During the day, it housed classrooms, a library and that large auditorium that could seat up to 1,700 people. But, at night, it was kept totally dark and its doors locked.

Yet one evening at midnight in March 1903, the sound of a piano playing sad music was heard coming from inside Old Main.

It happened night after night: a piano would play from within the darkened auditorium. Word of a suspected ghost in Old Main spread across the campus.

Students living in the original Brackenridge dorm known as “B Hall” wanted to solve the mystery. Someone got a key to Old Main, and late one night as soon as the music started, they rushed inside. But the mystery pianist was nowhere to be found.

The midnight concerts continued.

Later, three brave students decided to hide out in the back of the auditorium in total darkness hoping to see the ghost – or find the person who was pulling the prank.

When the music began at midnight, they lit matches and rushed the stage. But they didn’t find the piano player.
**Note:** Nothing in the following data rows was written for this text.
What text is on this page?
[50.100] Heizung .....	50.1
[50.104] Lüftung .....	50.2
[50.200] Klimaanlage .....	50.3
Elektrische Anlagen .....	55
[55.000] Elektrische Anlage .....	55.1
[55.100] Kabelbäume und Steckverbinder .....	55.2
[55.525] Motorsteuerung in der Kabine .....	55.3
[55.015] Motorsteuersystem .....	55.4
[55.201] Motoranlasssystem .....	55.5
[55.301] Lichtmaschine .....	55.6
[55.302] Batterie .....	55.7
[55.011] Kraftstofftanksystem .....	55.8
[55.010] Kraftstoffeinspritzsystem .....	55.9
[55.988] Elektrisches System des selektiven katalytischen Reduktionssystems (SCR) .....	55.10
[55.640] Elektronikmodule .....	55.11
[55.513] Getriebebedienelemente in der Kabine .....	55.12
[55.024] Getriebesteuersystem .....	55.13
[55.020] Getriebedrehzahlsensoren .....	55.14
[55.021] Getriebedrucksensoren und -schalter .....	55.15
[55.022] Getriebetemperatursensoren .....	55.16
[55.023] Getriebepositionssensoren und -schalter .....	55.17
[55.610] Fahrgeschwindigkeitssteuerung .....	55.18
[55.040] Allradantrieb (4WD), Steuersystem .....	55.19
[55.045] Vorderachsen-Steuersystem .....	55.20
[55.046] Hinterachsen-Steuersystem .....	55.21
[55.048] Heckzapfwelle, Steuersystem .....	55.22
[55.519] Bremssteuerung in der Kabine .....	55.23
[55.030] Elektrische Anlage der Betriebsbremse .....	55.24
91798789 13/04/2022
Now it would be cool to end the story there, to say that Old Main was probably haunted. After all, it was a scary-looking building in the darkness of midnight.

But the mystery was eventually solved. Someone phoned the B dorms and taunted the person who answered the phone, saying “you can’t catch me.”

Knowing that one of the few phones on campus was in Old Main, students rushed there and caught the culprit.

The piano player turned out to be someone who lived in Brackenridge dorm, though his name is lost to history. He admitted it was a prank and said he would hide under a seat in the auditorium whenever someone tried to find him.

Old Main is gone now, but this ghost story lives on thanks to UT historian Jim Nicar, who provides a delightfully detailed story of the “ghost” and other tales from UT’s fascinating history at jimnicar.com.